Syn Zenka Martyniuka poszedł do sądu walczyć o swoje! Nie uwierzycie, o co poprosił

2021-11-23 18:00

Syn Zenka Martyniuka znów stanął przed sądem! Tym razem to nie organy ścigania doprowadziły go na ławę oskarżonych, ale on sam postanowił powalczyć o skrócenie nałożonego na niego przez sąd sześcioletniego zakazu prowadzenia pojazdów. Daniel Martyniuk (32 l.) pracuje jako marynarz, ustatkował się i próbuje udowodnić, że można mu zaufać. Poznajcie szczegóły sprawy.

Syn Zenka odzyska prawko?

i

Autor: Tomasz Matuszkiewicz Syn Zenka odzyska prawko?
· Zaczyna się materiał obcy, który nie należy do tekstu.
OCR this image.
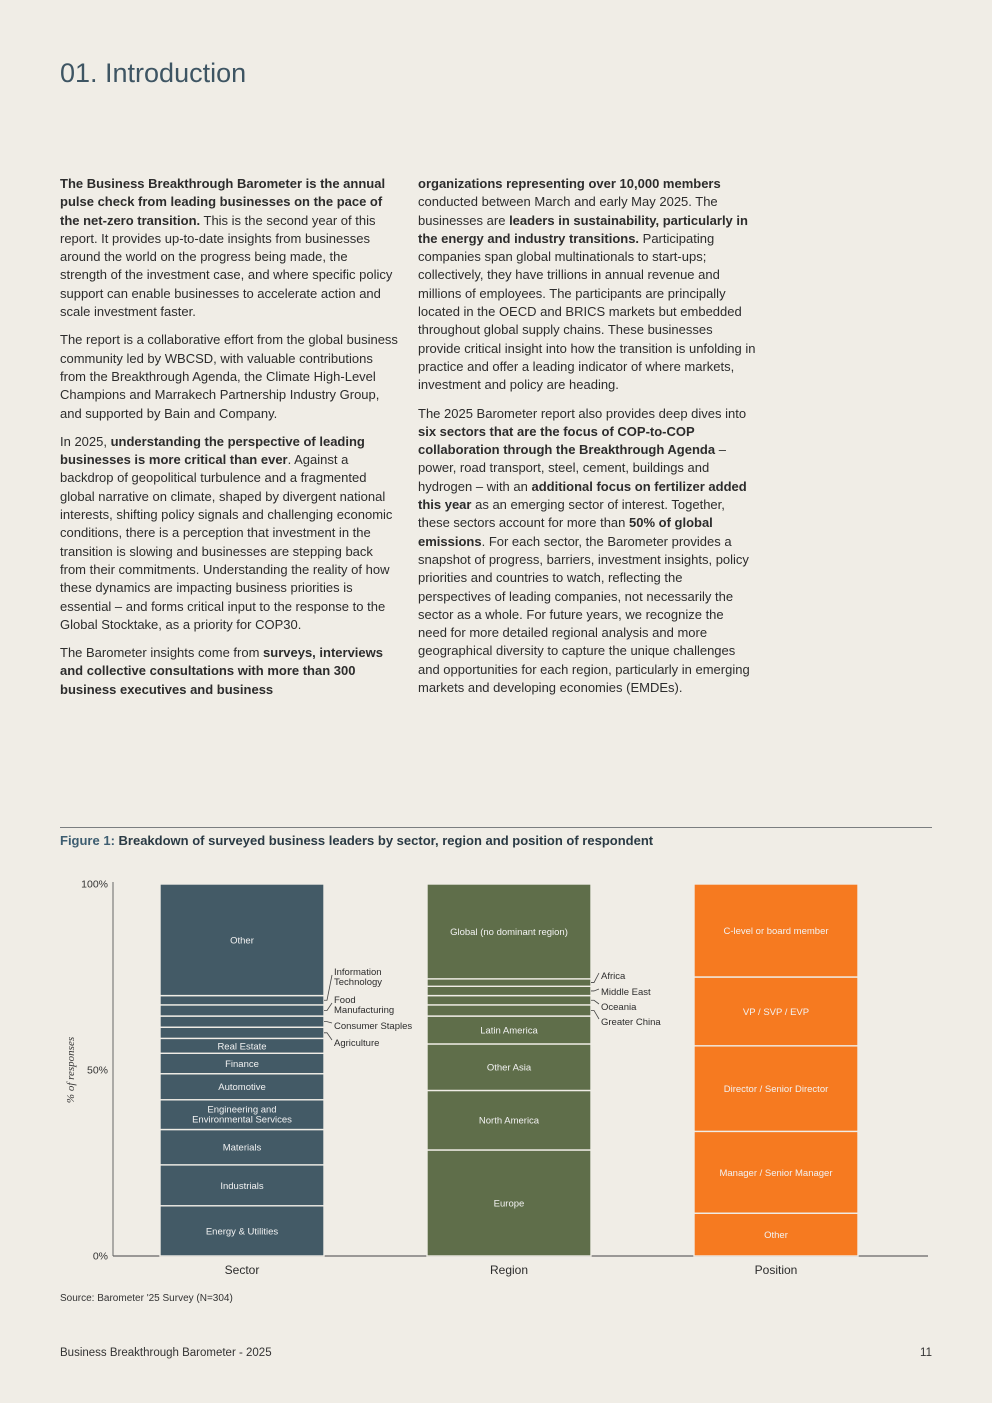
01. Introduction

The Business Breakthrough Barometer is the annual pulse check from leading businesses on the pace of the net-zero transition. This is the second year of this report. It provides up-to-date insights from businesses around the world on the progress being made, the strength of the investment case, and where specific policy support can enable businesses to accelerate action and scale investment faster.

The report is a collaborative effort from the global business community led by WBCSD, with valuable contributions from the Breakthrough Agenda, the Climate High-Level Champions and Marrakech Partnership Industry Group, and supported by Bain and Company.

In 2025, understanding the perspective of leading businesses is more critical than ever. Against a backdrop of geopolitical turbulence and a fragmented global narrative on climate, shaped by divergent national interests, shifting policy signals and challenging economic conditions, there is a perception that investment in the transition is slowing and businesses are stepping back from their commitments. Understanding the reality of how these dynamics are impacting business priorities is essential – and forms critical input to the response to the Global Stocktake, as a priority for COP30.

The Barometer insights come from surveys, interviews and collective consultations with more than 300 business executives and business

organizations representing over 10,000 members conducted between March and early May 2025. The businesses are leaders in sustainability, particularly in the energy and industry transitions. Participating companies span global multinationals to start-ups; collectively, they have trillions in annual revenue and millions of employees. The participants are principally located in the OECD and BRICS markets but embedded throughout global supply chains. These businesses provide critical insight into how the transition is unfolding in practice and offer a leading indicator of where markets, investment and policy are heading.

The 2025 Barometer report also provides deep dives into six sectors that are the focus of COP-to-COP collaboration through the Breakthrough Agenda – power, road transport, steel, cement, buildings and hydrogen – with an additional focus on fertilizer added this year as an emerging sector of interest. Together, these sectors account for more than 50% of global emissions. For each sector, the Barometer provides a snapshot of progress, barriers, investment insights, policy priorities and countries to watch, reflecting the perspectives of leading companies, not necessarily the sector as a whole. For future years, we recognize the need for more detailed regional analysis and more geographical diversity to capture the unique challenges and opportunities for each region, particularly in emerging markets and developing economies (EMDEs).

Figure 1: Breakdown of surveyed business leaders by sector, region and position of respondent
0%
50%
100%
% of responses
Energy & Utilities
Industrials
Materials
Engineering and
Environmental Services
Automotive
Finance
Real Estate	Agriculture
Consumer Staples
Food
Manufacturing
Information
Technology
Other
Sector
Europe
North America
Other Asia
Latin America
Greater China
Oceania
Middle East
Africa
Global (no dominant region)
Region
Other
Manager / Senior Manager
Director / Senior Director
VP / SVP / EVP
C-level or board member
Position
Source: Barometer '25 Survey (N=304)
Business Breakthrough Barometer - 2025	11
Daniel Martyniuk w marcu 2021 roku został skazany za złamanie sądowego zakazu kierowania pojazdami. Wyrok był surowy: 10 miesięcy pozbawienia wolności w zawieszeniu na 3 lata, 6 lat zakazu prowadzenia pojazdów oraz ok. 10 tys. grzywny. Nie była to pierwsza zasądzona mu kara. Wcześniej stracił prawo jazdy za kierowanie na podwójnym gazie, odpowiadał za posiadanie narkotyków, groźby karalne, jazdę samochodem po środkach odurzających i naruszenie nietykalności cielesnej interweniujących policjantów, za co został skazany na trzy miesiące więzienia w zawieszeniu na trzy lata. W swojej "karierze" odsiedział miesiąc w areszcie i w ramach zasądzonych mu prac społecznych, sprzątał na jednym z białostockich cmentarzy. Jakiś czas temu syn Zenka Martyniuka zniknął z mediów społecznościowych. Gdy się ujawnił, okazało się, że złapał wiatr w żagle i wypłynął w świat! Daniel skończył Akademię Morską w Gdyni i podjął pracę w zawodzie.

„6 lat to rażąco za wysoka kara”. Daniel Martyniuk w sądzie w Białymstoku walczy o skrócenie zakazu prowadzenia pojazdów

Galeria niżej: Syna Zenka odzyska prawko? Zobaczcie zdjęcia niesfornego jedynaka, który przysparzał królowi disco polo sporo zmartwień!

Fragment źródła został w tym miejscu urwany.